Барочный бум, несколько десятилетий назад охвативший Европу, постепенно вовлек в сферу своего влияния и Россию. Признанные лидеры этого направления в наших столицах – петербургский фестиваль Earlymusic, Московская филармония и камерный оркестр Pratum integrum. Однако для российских театров обращение к барочным операм – по-прежнему явление редкое. Тем не менее периодически все же возникают в афишах оперы Генделя или Монтеверди, а то и совсем уж раритеты из раритетов Эмилио де Кавальери и Хуана де Идальго (поставленные Георгием Исаакяном в Театре Сац, всерьез претендующем сегодня на роль еще одного барочного центра).

Но оперы французского барокко на наших сценах до сих пор не появлялись (если не считать студийно-студенческой версии одноактной оперы Марка-Антуана Шарпантье «Актеон», осуществленной десять с небольшим лет назад на курсе Дмитрия Бертмана в ГИТИСе и игравшейся в фойе «Геликона»). Поэтому то, что произошло в марте в Перми, – самый настоящий прорыв.

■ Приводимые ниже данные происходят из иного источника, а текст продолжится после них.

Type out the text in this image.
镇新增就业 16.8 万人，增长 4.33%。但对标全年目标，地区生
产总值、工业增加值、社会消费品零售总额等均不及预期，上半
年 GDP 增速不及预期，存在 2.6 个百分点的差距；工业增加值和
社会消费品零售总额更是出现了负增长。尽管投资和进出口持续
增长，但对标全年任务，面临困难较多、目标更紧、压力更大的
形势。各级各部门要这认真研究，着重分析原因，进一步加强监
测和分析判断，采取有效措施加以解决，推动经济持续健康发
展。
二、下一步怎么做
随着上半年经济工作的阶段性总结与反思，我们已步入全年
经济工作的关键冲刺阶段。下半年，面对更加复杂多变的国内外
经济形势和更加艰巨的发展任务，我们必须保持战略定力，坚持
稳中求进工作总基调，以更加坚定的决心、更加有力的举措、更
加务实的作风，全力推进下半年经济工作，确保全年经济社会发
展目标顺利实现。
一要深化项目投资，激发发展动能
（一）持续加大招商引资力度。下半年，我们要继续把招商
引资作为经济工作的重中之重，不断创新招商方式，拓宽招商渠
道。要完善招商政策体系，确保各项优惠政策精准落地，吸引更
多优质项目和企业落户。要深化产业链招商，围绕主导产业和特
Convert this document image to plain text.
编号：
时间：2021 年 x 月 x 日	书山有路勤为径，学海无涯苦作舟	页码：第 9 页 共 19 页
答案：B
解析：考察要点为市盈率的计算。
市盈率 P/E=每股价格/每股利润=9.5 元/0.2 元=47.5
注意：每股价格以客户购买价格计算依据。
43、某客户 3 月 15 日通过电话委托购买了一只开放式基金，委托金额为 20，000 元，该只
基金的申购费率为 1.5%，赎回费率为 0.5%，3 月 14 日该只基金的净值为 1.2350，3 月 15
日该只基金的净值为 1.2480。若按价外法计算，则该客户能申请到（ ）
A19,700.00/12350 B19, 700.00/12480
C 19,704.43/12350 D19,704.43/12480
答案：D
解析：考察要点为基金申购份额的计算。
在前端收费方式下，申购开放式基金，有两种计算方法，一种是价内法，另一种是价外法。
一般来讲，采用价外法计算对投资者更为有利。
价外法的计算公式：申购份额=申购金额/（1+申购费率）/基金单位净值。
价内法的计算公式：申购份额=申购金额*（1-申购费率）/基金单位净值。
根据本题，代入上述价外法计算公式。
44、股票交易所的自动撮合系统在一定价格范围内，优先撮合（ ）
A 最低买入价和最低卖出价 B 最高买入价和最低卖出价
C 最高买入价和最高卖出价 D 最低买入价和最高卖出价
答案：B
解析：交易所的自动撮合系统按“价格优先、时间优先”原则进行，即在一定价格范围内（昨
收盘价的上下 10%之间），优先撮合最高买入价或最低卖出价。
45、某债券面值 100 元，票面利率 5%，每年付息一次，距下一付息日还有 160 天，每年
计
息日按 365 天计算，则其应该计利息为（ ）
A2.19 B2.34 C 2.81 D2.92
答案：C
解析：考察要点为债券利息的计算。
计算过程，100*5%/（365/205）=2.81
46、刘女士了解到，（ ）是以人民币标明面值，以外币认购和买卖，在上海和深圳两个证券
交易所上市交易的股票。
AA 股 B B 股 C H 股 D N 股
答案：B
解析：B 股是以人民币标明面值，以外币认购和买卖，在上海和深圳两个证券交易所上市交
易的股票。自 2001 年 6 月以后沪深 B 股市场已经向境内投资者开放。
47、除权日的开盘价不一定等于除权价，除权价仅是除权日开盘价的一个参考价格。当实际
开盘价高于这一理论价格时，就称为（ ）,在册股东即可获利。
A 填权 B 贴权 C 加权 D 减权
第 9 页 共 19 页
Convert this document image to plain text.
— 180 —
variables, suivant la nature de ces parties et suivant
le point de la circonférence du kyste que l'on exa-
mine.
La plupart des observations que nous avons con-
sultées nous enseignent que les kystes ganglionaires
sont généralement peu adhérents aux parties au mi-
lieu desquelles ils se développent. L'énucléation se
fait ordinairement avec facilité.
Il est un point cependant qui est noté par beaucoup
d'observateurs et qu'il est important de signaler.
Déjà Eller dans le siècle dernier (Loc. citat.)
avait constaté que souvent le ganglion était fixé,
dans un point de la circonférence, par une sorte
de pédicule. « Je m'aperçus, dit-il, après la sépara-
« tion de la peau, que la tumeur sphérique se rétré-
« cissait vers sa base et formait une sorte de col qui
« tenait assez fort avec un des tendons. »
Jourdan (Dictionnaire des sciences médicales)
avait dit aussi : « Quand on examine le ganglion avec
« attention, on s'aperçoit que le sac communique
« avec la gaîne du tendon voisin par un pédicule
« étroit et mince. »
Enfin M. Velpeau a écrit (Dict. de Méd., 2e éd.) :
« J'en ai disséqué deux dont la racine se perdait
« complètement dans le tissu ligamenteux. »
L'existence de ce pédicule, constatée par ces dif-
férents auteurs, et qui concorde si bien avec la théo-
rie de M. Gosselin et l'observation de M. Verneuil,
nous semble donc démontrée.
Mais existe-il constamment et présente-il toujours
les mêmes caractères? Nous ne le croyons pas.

Впрочем, склонность ко всякого рода прорывам и открытиям издавна отличает этот театр. Список мировых и российских премьер, прошедших в его стенах, получился бы весьма обширным. И неудивительно, что именно здесь еще в начале прошлого десятилетия были предприняты первые опыты постановки барочных опер в России за пределами двух столиц. Возглавлявший в те времена пермский театр Георгий Исаакян сначала поставил генделевскую «Альцину», затем монтевердиевского «Орфея» (позднее показанного в Москве и награжденного «Золотой маской» – дополнительное свидетельство непровинциального качества этой работы). Спектакли делались силами собственной труппы, но с привлечением отдельных «варягов»: в первом случае – европейского дирижера Дэвида Хейзеля, во втором – московских барочников Александра Суетина и Анны Тончевой из ансамбля «Мадригал». Таким образом, «Орфея» с достаточным основанием можно считать первым шагом на пермском пути к исторически информированному исполнительству. Ну а дальше к руководству приходит адепт этого направления Теодор Курентзис и начинает полностью переводить театр на европейские рельсы (не безболезненно и не без потерь, но это уже совсем иная тема). Со своими коллективами Курентзис не только Моцарта исполняет в Зальцбурге и записывает на мировых брендах, получая престижнейшие награды, но и его Пёрселл также свободно перемещается по признанным музыкальным центрам.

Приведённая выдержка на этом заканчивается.